Sydney’s Swelter Has a Climate Change Link, Scientists Say
A wildfire in New South Wales in February. Australia has been hit by brutal heat waves in the last two months. CreditNSW Rural Fire Service, via Associated Press
Southeastern Australia has suffered through a series of brutal heat waves over the past two months, with temperatures reaching a scorching 113 degrees Fahrenheit in some parts of the state of New South Wales.
“It was nothing short of awful,” said Sarah Perkins-Kirkpatrick, of the Climate Change Research Center at the University of New South Wales, in Sydney. “In Australia, we’re used to a little bit of heat. But this was at another level.”
So Dr. Perkins-Kirkpatrick, who studies climate extremes, did what comes naturally: She looked to see whether there was a link between the heat and human-driven climate change.
Her analysis, conducted with a loose-knit group of researchers called World Weather Attribution, was made public on Thursday. Their conclusion was that climate change made maximum temperatures like those seen in January and February at least 10 times more likely than a century ago, before significant greenhouse gas emissions from human activity started warming the planet.
Looked at another way, that means that the kind of soaring temperatures expected to occur in New South Wales once every 500 years on average now may occur once every 50 years. What is more, the researchers found that if climate change continued unabated, such maximum temperatures may occur on average every five years.
For the overall 2016-17 summer in New South Wales, the researchers say, climate change made the hot average temperatures — which set records for the state — at least 50 times more likely than in the past.
The findings are the latest in what has become a growing field: studies that try to assess the influence of climate change on extreme weather as soon as possible. The idea is to offer scientific analyses of heat waves, floods and other events while people are still talking about them, and to counter the spread of misinformation, intentional or not, about the impact of global warming.
Climate scientists have long said that climate change should bring an increase in extreme events like dry spells and heat waves. Because warmth causes more evaporation and warmer air holds more moisture, climate change should also lead to more intense and frequent storms.
Studies have shown that these effects are occurring on a broad scale. But the natural variability of weather makes looking at individual events more difficult.
World Weather Attribution, which is coordinated by Climate Central, a research organization in Princeton, N.J., is one of a number of groups doing rapid analysis. Among other events, they have looked at flooding in Germany and France last May; high temperatures in the Arctic in November and December; and an usually strong storm that hit northern Britain in 2015.
Not all attribution studies have found a climate-change link. In general, studies of heat waves tend to produce the clearest signal of the influence, or not, of global warming.

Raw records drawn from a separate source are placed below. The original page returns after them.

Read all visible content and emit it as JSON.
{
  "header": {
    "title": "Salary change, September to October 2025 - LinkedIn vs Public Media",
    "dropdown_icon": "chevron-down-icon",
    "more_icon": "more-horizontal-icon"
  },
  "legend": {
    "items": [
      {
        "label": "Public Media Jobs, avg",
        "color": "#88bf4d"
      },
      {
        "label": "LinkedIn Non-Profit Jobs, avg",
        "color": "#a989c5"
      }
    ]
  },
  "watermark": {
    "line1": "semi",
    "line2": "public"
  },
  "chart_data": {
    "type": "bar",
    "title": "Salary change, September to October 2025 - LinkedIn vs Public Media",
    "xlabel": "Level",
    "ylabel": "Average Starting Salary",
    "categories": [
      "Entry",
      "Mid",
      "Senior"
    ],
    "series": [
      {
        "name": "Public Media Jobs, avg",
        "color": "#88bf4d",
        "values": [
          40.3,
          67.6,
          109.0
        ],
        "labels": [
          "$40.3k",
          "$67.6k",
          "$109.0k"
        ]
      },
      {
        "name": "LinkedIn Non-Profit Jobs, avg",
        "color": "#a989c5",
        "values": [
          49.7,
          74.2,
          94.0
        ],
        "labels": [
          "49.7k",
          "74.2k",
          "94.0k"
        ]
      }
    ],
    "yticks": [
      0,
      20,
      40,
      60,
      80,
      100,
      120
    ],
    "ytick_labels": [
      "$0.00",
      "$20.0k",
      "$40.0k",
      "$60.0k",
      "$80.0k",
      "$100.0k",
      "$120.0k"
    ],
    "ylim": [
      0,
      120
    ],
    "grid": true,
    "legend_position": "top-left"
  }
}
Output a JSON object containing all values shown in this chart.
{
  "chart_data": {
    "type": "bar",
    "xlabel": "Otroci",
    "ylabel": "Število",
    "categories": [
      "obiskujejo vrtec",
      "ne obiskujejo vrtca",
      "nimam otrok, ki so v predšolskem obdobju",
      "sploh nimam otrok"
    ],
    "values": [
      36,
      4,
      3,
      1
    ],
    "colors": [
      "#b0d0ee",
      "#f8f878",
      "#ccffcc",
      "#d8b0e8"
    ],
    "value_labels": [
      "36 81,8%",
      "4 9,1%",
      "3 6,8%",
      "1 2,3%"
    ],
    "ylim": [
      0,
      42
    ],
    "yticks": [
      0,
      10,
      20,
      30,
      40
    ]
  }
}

Australian heat waves have been examined in the past, most recently in several studies that showed a clear link between climate change and a period of torrid weather in 2013. David Karoly, a scientist at the University of Melbourne, was involved in one of the studies, which took more than six months to produce.
“That was considered very rapid at the time,” Dr. Karoly said.
As a member of World Weather Attribution, Dr. Karoly helped with the study of the recent heat waves, which took about two weeks.
A big difference between the two studies is in the use of computer climate models — both of the current atmosphere with its greenhouse gas emissions and of a hypothetical atmosphere as if those emissions had never occurred and climate change was not happening.
For the older study, as for most attribution studies in the recent past, the models were run over and over again, which took months. The newer, rapid studies use models that have already been run, extracting data as needed.